Muhyiddin İbn Arabî Fusûsul Hikem adlı meşhur eserinde dünyada görülen açlıkların, hastalık ve tabi afetler gibi bela ve engellerin insanı sıktığını, meşgul edip oyaladığını ve ona Hakk ile bağlantısını kaybettirdiğini söyler. Sonra “Yüzünüzü nereye dönerseniz, Allah’ın yüzü oradadır.” âyetini gerçek anlamıyla anlayan kişinin Hâlık’ın yüzünü o belalarda da göreceğini, zira o belalarda bile açığa çıkanın hakkın yüzü olduğunu hatırlatır (s. 157). Eserinin başka bir yerinde “Allah’ın emir ve isteği âlem aynasının sırlanmasıydı. Böyle olunca, insan yani Âdem, Allah’ın görüntüsünü yansıtan aynanın sırrı/cilâsı oldu. Nitekim Allah’ın niteliklerini en iyi ve en net yansıtan Âdem’dir. Bu konuda ondan daha yetkin başka bir canlı yaratılmamıştır. Böylece Âdem, âlemin sırrı oldu” buyurur (s. 21). Ancak varlık karşısında tefekkür ve hayret kabiliyetini kaybeden insan hakikatiyle arasına bilinçli bir mesafe koymuş olur, maneviyat akışını sekteye uğratır. Neticede sırrını kaybeder.

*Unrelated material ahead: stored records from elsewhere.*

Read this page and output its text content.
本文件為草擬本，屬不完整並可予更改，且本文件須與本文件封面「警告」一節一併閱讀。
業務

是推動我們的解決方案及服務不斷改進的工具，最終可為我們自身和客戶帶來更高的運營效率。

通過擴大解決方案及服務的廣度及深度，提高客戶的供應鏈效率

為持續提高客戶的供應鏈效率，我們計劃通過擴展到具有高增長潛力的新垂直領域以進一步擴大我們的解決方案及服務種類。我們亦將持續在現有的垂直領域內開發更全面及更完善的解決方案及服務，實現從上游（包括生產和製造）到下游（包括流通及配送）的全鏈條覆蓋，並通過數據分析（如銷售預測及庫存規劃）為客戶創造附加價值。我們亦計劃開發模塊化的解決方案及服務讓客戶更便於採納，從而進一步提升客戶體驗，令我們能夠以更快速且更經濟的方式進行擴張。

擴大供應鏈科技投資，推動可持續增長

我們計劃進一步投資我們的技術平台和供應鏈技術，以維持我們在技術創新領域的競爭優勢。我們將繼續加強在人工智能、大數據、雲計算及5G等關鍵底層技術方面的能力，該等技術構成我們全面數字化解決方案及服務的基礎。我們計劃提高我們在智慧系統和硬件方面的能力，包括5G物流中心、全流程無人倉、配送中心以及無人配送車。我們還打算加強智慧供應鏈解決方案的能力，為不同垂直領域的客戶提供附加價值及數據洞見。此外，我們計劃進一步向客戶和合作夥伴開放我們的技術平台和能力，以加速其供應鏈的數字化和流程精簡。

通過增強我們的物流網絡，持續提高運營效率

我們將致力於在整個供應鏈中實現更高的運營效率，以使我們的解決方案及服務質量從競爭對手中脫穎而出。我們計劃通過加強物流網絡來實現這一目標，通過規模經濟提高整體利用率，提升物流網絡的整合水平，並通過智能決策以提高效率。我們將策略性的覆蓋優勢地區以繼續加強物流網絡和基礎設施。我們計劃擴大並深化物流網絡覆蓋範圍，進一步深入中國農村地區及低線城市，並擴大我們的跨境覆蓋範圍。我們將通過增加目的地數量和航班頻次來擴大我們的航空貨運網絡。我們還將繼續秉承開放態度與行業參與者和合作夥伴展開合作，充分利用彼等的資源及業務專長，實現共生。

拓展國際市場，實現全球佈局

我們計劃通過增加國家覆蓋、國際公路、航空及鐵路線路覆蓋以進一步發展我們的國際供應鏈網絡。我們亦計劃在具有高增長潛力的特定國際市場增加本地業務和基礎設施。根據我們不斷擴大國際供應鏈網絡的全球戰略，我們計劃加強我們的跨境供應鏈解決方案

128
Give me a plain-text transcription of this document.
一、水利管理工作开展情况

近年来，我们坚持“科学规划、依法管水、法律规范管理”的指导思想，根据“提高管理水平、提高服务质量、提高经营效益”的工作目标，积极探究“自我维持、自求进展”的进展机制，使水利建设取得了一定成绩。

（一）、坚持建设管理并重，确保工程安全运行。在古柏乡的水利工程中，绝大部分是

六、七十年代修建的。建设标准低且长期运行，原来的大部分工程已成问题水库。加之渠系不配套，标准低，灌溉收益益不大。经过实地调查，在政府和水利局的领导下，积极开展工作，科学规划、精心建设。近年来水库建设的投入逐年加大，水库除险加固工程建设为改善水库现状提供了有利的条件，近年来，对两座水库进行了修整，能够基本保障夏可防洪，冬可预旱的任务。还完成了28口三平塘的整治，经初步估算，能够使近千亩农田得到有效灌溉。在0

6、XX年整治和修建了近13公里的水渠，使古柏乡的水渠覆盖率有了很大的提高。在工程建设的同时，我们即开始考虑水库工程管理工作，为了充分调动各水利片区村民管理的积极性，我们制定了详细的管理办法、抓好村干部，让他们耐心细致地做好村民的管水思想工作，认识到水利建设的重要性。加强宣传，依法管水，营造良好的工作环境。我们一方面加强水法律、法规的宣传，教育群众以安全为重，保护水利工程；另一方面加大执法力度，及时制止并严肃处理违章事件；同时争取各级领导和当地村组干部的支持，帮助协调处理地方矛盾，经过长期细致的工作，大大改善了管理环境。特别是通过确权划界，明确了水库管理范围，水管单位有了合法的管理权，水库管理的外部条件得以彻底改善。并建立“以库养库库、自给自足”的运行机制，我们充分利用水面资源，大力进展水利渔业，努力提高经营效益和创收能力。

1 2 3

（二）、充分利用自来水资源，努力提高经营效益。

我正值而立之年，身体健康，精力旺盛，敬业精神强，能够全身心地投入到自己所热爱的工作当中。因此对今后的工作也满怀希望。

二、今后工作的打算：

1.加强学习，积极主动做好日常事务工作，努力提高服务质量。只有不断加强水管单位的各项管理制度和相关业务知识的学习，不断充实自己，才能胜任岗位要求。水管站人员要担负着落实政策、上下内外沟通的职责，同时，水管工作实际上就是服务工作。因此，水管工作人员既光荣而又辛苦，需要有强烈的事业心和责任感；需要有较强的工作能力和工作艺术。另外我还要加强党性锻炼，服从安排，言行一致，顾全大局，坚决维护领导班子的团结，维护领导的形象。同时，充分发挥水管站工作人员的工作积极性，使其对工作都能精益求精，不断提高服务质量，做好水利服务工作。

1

Eski çağlar Rabbiyle uzlaşması için insanlığa daha geniş bir alan sunuyordu. İbrahim Peygamberin yaratıcısını açık bir idrakin getirdiği aydınlanma ile bulması misaline dayanarak, kendiyle ve tabiatla baş başa kalabilen insanın da başka âlemlerle irtibatının arttığını söylemek mümkün. Bilgiye erişimin az olduğu ve bunun yüksek bir keşif ihtiyacı doğurduğu zamanlar itidal, sağduyu, hoşgörü, muvazene gibi hassaların da terazide ağır geldiği zamanlardı. Ânın içselleştirildiği ve ferde düşünme imkânının verildiği… Buna mukabil modern zaman olabildiğince objeyi insan emrine sunan ve sunduğuyla onu esir alan bir varlık ortaya koyuyor. Sadeliğin olduğu zeminin Rabbi hissettirme hususunda algıya bağışladığı yükseklik yaralanıyor. Maddenin artan gücüyle takvimlerin ve iklimlerin dengesi değişiyor. Gözün ulaşabildiği çeşitlilikse tüm renk ve desenleriyle kişiye geçici bir doygunluk yaşatırken kalbi meşgul ediyor. Kalabalıklar içerisinde sıkışan ve bu yapılanmanın adını “konfor” koyan insan teknolojiye emanet ettiği ruhunun ıstırabını duyamıyor ancak bu sıklet kendisini bir kavga hüviyetiyle ortaya koyuyor. Çağın çelik dişlileri arasında bunalan insanın kavgası tabiata, insana ve tabi olarak kendisine yöneliyor. Yaşadığımız çağda insan “kavga”sı üzerinden varlık gösteriyor. Başka türlü ifade edemiyor kendini ancak bu kavga da haklı bir davanın elçisi değil. Böylece Halil Cibran’ın Kırık Kanatlar’da anlattığı “insanlığın bütün şarkılarını ve dönüşümlerini sessiz bir duygu hâlinde içeren ebedî dil”i, “coşkuyla akan dereleri kendine çeken ve onları ebedî bir sessizliğin huzuru içinde sonsuzluğa götüren sakin göle benzer o dil” (s. 15) i kaybediyor. Yok ettiği ölçüde var olabileceğini zanneden, yıkmak üzerine kendini inşa eden akınlar geliyor. Zulüm ile abat olunamayacağını idrak edemeyen bir model türüyor. Hadiselere bütüncül bir bakış açısı ile bakamayan, bulunduğu noktaya sıkı sıkıya bağlanıp hapsoluyor. Bu nizamsızlık, başıboşluk, bu denetimsizlik içinde mütemadiyen suçlayan bir çığır, zamanı ve mekânı ipotek altına alıyor. Böylece insanlık durgun bir nehirde kendi yüzünü görmüşçesine muhatabının gönlüne nazar edebilme mertebesinden, bireyin kendine bile yaklaşamadığı bir seviyeye iniyor.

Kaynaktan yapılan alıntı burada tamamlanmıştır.